Cultura senza prospettiva. Riflessione su giovani e lavoro

“Cosa desidera, signore?”
“Un po’ di prospettiva. O ne siete sprovvisti?”

È il dialogo tra un cameriere e il critico culinario Anton Ego del film di animazione “Ratatouille”, forse la scena clou e più importante dell’intero film. Ecco, è forse questa “prospettiva” che noi giovani pensatori rampanti sentiamo mancarci sotto i piedi?
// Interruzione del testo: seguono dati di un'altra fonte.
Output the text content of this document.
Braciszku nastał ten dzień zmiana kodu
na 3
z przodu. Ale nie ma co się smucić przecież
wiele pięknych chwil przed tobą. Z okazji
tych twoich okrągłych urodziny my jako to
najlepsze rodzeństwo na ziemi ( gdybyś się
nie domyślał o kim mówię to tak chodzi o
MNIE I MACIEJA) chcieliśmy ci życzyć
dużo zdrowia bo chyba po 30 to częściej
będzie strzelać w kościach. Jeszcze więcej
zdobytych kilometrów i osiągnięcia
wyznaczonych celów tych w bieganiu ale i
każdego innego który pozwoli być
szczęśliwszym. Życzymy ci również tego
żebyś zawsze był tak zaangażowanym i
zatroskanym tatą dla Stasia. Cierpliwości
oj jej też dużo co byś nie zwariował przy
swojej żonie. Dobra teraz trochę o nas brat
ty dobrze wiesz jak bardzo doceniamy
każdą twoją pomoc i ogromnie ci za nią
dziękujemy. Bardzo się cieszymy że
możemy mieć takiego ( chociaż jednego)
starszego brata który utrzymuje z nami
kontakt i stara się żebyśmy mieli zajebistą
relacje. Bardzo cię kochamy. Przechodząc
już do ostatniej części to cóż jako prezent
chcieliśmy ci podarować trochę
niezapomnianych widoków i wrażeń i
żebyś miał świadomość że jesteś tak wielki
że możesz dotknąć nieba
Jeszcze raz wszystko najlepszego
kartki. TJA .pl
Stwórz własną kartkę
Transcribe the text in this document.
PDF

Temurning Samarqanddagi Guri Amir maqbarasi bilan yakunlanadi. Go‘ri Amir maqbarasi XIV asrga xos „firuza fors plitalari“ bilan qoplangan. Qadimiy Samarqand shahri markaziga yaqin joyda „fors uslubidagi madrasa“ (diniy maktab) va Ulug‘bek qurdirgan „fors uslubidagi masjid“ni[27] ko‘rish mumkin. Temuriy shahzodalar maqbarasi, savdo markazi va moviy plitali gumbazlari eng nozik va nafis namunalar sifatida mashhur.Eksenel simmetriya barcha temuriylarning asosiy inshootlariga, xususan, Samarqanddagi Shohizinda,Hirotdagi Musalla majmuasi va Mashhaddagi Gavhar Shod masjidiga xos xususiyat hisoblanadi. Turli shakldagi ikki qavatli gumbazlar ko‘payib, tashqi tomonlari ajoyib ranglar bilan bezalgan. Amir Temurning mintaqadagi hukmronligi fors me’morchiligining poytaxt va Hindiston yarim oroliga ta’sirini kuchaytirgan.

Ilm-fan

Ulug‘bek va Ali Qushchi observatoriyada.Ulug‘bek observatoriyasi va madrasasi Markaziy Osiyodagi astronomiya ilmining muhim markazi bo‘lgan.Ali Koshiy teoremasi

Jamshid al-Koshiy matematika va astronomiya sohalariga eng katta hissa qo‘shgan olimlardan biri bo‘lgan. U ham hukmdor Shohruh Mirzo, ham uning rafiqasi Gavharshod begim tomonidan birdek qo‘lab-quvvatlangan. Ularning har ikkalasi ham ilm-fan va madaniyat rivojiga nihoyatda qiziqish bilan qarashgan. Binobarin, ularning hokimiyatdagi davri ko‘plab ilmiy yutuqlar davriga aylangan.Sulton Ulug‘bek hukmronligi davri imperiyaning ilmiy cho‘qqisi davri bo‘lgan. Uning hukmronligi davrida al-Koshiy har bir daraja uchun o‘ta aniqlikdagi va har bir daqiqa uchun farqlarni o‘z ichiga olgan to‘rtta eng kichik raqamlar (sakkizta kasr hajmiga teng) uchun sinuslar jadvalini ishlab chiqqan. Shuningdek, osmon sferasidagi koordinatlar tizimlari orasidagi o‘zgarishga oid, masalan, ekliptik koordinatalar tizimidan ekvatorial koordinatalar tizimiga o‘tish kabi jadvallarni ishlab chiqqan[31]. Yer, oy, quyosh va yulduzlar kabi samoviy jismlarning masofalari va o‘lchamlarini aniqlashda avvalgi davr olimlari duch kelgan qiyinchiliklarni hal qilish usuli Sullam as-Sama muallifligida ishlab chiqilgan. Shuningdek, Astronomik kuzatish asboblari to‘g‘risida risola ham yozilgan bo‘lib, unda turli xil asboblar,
Ci insegnano fin dall’elementari la geografia, la storia, la letteratura italiana, la matematica e le scienze. Ci infarciscono di cultura teorica come le sacher con la marmellata. Di questo calcio sono fatte le nostre ossa: di Dante, di complemento predicativo del soggetto e fotosintesi clorofilliana. I più diligenti di noi studiano e approfondiscono anche oltre i banchi di scuola. Si ampliano le passioni ad altri ambiti artistici: chi coltiva la fotografia, chi la scrittura, chi la musica. C’è perfino chi ama studiare a tal punto da decidere di proseguire gli studi oltre la scuola dell’obbligo: è difficile ma ha un suo prestigio. E poi arriva un certo punto in cui la società, che fino ad allora ti aveva spinto ad eccellere negli studi e a coltivare le tue passioni, ti dice “hey, queste cose non mi servono”. Dante è solo un orpello per l’HR, il “demonietto” che si nasconde dietro la scrivania durante il colloquio di lavoro e che annota ogni tua virgola. Lo vedi: ti sta già vagliando dall’alto della sua posizione. Il tuo diploma, di liceo classico o scientifico che sia, la tua laurea, triennale o magistrale, il tuo dottorato, di colpo, si azzerano. Si azzerano i libri studiati, le fotografie scattate a paesaggi stranieri. Anzi, quei titoli non sono che il prezzo che hai pagato per essere lì, alla sua soglia: i fantocci che hai bruciato per ingraziarti quella divinità capricciosa e maligna. E lì capisci che a lui (o lei) non interessi te, la tua forma mentis, la tua capacità di apprendere, la tua cultura: sei un oggetto del mercato ora, una pedina che deve conoscere già le mosse sulla scacchiera e le competenze tecniche e pratiche per vincere.

Ma il problema qual è, il problema chi è in questo difficile gioco di sopravvivenza? Il problema è la scuola o il lavoro? Oppure il problema siamo noi?